Tracey is 24 but her hymen is super duper intact.  This is thanks to many things, including her mother’s religious fundamentalism, her sister’s prudism, her friends’ terrible (and terribly misinterpreted) advice and her own over-enthusiasm for having all the wrong ideas about sex.  Her life goal is getting that hymen smashed through.  Imagine, then, how hilarious it is to watch that journey unfold.

There are elements of Miranda in Tracey’s pieces to camera.  She even plays on this when her cousin, Boy Tracy, visits and starts talking to her camera.  How meta.  Her wiggling about in underwear takes me back to Nighty Night’s Jill Tyrell, as does her obsession with sex at its most gruesome.  It’s graphic stuff, and it’s become a regular occurrence for my housemate to find me watching some eyebrow-raising scenes.  Oh well.  The supporting caricatures come and go with mixed results, but her sister Cynthia is consistently among the funniest.  Who knew how many jokes could be had about Ludo?

The constant e4 trails always made me laugh, and I chuckled often at the early episodes.  But once acclimatised to Chewing Gum’s sunny London estate universe, it was more mildly amusing than hilarious.  Some episodes bumble around a bit, but it’s all the more charming for not having a team of writers tightening every script into mechanical slickness.  It’s cute and it’s relatable (in that these are characters in central London, rather than LA or Westeros – I must stress that I’ve never had a hymen).

Tracey, as a character, eludes me.  Despite the window into her soul that her pieces to camera should offer, her behaviour is unpredictable.  It often seems at odds with itself, veering from confidence to shyness with maniacal intensity.  And where does she get them awful shirts?  Either way, the disparate elements to her complex personality are hard to reconcile, but surely this only makes her more realistic as an extreme representation of our own childish tittering about sex and relationships.  And now I am lolling to myself about the word titter.
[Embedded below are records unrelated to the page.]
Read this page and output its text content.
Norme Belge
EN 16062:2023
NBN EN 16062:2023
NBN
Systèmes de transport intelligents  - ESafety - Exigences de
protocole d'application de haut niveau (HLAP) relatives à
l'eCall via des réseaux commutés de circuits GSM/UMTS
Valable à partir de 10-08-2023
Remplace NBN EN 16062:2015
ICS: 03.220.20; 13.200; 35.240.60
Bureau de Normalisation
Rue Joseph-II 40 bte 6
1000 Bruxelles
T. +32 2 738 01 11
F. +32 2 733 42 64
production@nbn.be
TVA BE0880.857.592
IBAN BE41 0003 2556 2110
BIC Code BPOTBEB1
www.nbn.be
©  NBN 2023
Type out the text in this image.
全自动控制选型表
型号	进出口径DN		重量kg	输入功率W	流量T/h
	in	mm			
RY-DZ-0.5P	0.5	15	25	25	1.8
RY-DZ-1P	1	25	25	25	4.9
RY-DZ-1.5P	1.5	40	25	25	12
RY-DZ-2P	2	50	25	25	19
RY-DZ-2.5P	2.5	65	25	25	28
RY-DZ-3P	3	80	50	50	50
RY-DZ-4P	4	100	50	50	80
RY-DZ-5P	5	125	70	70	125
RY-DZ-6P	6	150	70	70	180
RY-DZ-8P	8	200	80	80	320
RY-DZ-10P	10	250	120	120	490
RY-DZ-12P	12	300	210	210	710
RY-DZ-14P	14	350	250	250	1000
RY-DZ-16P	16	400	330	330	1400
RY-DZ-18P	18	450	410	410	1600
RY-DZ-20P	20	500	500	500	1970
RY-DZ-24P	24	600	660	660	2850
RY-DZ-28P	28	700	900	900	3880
I should point out that I am in no way ridiculing Coel’s amazing full name above – let’s not forget I’ve carried the surname Honeywood around with me these last thirty-two years.  It was just a hook to start this post.  As were the comments about her being a national treasure.  In fact, recent events should see her become an international treasure, as she appears in the latest Star Wars (the one that descends happily into Minions through the addition of cute furry birds – what the franchise has been missing all along) as a Resistance Monitor for the baddies.  She’s onscreen only fleetingly, but my heart leapt at the prospect of her talent being recognised and finding the largest global audience possible.  I can’t wait for her next project.